Di dalam pesawat Pollycarpus memberitahukan perubahan nomor kursi Munir ke kepala kru kabin atau purser, Brahmanie Hastawati, perempuan tersebut lalu menyambangi Munir dan menyapanya, lalu mempersilahkan Munir duduk.
Sebelum pesawat tinggal landas, setiap penumpang kelas premium disuguhi minuman selamat datang. Pramugara bernama Oedi Irianto yang menyiapkan minuman berupa anggur dan orange juice di pantry pesawat. Saat sang pramugara tengah menyiapkan minuman, Pollycarpus datang dan menaburi racun ke gelas yang berisi jus dengan asumsi Munir tidak akan menenggak Anggur.
Dari pantry, minuman yang telah ditaburi racun dibawa oleh pramugari bernama Yeti Susmiarti.perempuan itu membawa dua gelas anggur dan dua gelas orange juice yang dua-duang sudah ditaburi racun, dengan sebuah baki.
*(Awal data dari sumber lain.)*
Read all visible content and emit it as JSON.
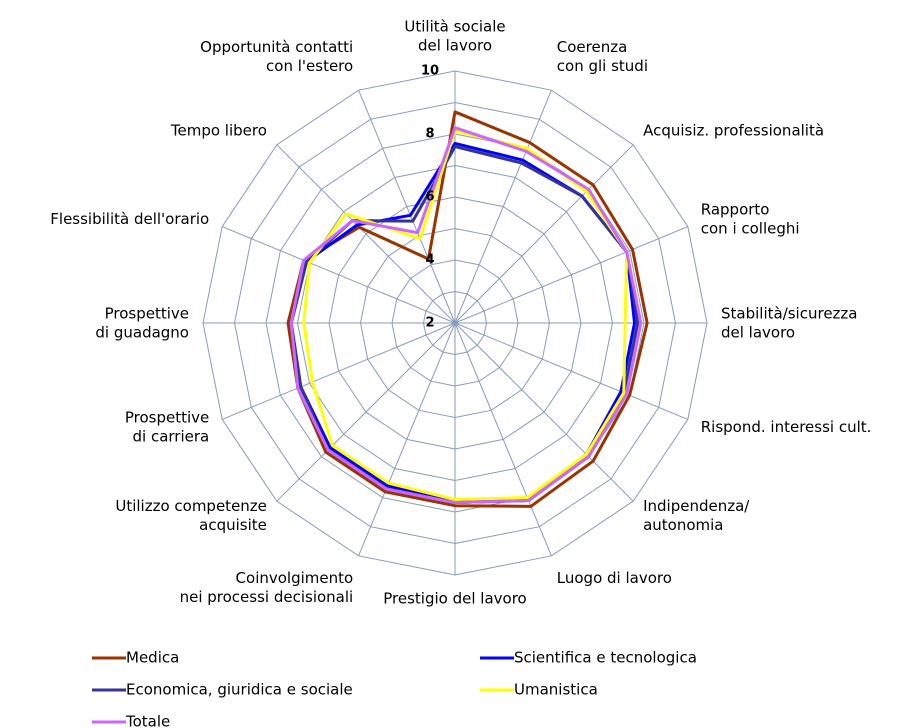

Ia kemudian menyambangi tempat duduk Munir di kursi bernomor 3 K. dugaan Pollycarpus akhirnya terbukti, bahwa Munir memilih orange juice.
Saat peristiwa itu terjadi, Pollycarpus tidak berada di dekat Munir, melainkan berada di depan pantry, tidak jauh dari bar untuk kelas bisnis. Ia mengawasi dari jauh apa yang dilakukan Yety Susmiarti dan menyaksikan langsung bagaimana Munir menenggak habis jus yang telah ditaburi racun itu.
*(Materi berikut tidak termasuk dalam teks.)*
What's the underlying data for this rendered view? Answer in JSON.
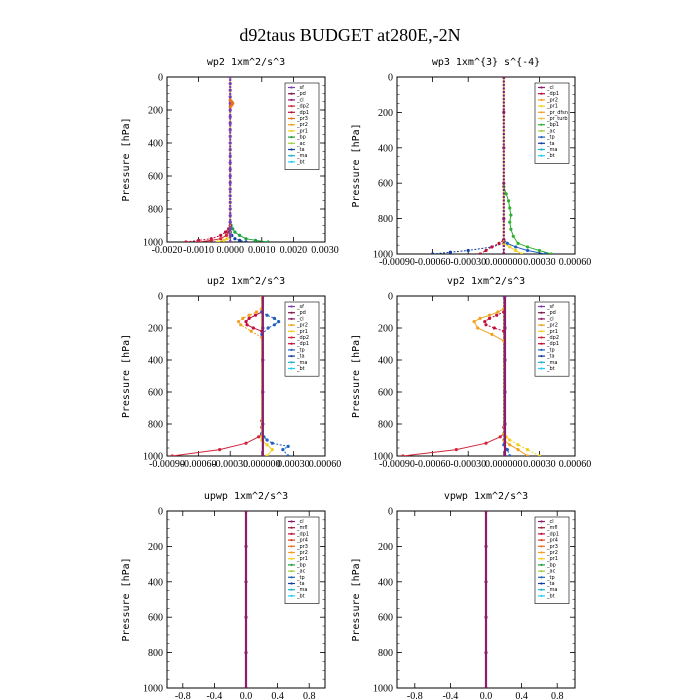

Dosis yang ditaburi oleh pelaku tidak langsung membuat Munir mati. Ia masih bernyawa saat pesawat singgah di Bandara Changi Singapura dan sempat turun pesawat saat transit selama 1 jam 13 menit. Pollycarpus dan sejumlah kru juga ikut turun dan tidk ikut melanjutkan perjalanan ke Belanda.
Penerbangan dilanjutkan pada dini hari, sekitar pukul 00.45 WIB. Sekitar 15 menit setelah pesawat tinggal landas, racun yang diataburi oleh Pollycarpus mulai bereaksi.
Gejala awal yang dialami Munir adalah sakit perut layaknya seorang yang hendak buang air besar dan muntah. Sekitar dua jam sebelum mendarat di Amsterdam, Munir menghembuskan nafas terakhirnya di usianya yang ke 38.
Jenazah sang aktivis itu kemudian di visum oleh Kementrian Kehakiman pemerintah Belanda. Diketahui bahwa ada konsentrasi arisen yang meningkat di air seni dan lambung almarhum dan mereja akhirnya menyimpulkan Munir tewas karena menenggak racun.